リンダ・ヤーコブソン、ディーン・ノックス『中国の新しい対外政策』(岩波現代文庫)

ストックホルム国際平和研究所から2010年に発表された中国に関する報告書の翻訳。現代中国が対外政策に関して意志決定を行う際、如何なるアクターが関与しているのか詳述している。

商務部は中国の繁栄を推進し、解放軍は中国の主権を守り、石油会社は中国のエネルギー安全保障を確保し、地方政府は地域住民の生活水準を向上させ、ネチズンは中国の威信を高める(p.93)

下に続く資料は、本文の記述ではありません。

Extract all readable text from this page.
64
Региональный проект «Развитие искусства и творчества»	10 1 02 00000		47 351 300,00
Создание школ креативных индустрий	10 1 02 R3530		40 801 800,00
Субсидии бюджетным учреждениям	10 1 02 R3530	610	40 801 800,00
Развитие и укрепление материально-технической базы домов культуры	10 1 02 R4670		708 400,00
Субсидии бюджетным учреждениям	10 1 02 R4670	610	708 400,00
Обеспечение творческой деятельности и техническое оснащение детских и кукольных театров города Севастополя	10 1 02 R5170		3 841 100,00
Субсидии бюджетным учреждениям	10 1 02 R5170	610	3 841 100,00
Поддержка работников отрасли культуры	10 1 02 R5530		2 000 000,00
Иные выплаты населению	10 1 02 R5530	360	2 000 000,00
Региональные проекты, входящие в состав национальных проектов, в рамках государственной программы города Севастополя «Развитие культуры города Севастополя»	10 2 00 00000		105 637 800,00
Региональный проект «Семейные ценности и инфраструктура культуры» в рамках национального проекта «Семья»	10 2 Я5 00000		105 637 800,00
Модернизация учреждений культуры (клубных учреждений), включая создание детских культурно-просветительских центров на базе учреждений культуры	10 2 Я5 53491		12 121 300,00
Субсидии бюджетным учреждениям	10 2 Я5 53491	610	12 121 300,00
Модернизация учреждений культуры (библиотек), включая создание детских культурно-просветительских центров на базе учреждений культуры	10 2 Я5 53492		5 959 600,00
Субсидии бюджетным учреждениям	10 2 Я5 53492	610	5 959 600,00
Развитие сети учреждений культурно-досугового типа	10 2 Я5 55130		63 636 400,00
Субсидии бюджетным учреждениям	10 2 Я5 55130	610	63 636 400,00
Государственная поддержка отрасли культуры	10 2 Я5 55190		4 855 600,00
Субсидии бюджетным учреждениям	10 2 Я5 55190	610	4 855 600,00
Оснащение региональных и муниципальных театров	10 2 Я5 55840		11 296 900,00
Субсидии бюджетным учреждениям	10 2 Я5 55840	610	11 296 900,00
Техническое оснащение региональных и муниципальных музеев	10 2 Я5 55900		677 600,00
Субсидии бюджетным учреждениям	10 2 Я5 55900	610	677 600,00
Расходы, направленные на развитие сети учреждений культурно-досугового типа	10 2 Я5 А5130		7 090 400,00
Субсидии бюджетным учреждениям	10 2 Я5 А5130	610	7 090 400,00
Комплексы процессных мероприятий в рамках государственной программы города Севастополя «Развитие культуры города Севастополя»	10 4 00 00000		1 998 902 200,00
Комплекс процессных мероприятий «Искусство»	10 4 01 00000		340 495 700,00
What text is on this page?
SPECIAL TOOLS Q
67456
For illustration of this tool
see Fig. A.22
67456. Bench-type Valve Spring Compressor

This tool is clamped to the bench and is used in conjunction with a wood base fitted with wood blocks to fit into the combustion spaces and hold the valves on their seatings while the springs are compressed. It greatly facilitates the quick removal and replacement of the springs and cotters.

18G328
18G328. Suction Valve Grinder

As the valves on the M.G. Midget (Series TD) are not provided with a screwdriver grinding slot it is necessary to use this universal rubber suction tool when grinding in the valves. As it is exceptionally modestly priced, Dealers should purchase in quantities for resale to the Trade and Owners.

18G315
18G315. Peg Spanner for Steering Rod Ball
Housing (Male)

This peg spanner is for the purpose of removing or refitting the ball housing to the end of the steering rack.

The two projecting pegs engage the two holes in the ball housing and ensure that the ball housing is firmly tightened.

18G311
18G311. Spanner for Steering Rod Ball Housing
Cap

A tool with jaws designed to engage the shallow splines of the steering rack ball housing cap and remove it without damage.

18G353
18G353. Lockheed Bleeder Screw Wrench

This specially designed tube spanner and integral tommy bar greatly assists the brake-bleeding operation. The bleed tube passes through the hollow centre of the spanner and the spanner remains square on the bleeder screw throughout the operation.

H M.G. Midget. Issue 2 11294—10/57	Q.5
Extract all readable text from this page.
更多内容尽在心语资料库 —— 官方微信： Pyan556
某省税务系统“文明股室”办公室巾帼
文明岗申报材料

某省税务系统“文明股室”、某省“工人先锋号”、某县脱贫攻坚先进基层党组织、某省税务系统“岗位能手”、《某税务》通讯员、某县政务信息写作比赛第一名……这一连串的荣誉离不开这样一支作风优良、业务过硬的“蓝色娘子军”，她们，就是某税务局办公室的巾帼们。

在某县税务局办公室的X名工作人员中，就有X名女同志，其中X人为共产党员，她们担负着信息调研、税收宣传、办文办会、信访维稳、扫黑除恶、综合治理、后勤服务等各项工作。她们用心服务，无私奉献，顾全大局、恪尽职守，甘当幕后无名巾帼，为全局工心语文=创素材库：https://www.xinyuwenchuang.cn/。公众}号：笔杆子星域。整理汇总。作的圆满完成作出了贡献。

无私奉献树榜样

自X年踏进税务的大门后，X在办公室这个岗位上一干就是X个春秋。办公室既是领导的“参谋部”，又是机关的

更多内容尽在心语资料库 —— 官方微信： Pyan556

中国は党指導部が独裁的なトップダウンであらゆる政策決定をしているわけではなく、時には専門家の意見を聞きながら、上述のようなアクターに翻弄されつつ対外政策を決めている。アクターの合意形成を第一に重んずる、という点に関しては非常に日本と類似しているような印象を受ける。また、時には党指導部の知らないところで事態が展開する、いわば「満州事変モデル」とも説明される現場の独断行動も起こる。党指導部は必ずしもすべてを把握しているわけではない。

今後の中国に関するニュースに接する際は、如何なるアクターがその政策決定に関与しているのか、そしてどこまで党指導部がコントロールできているのかを考慮していきたい。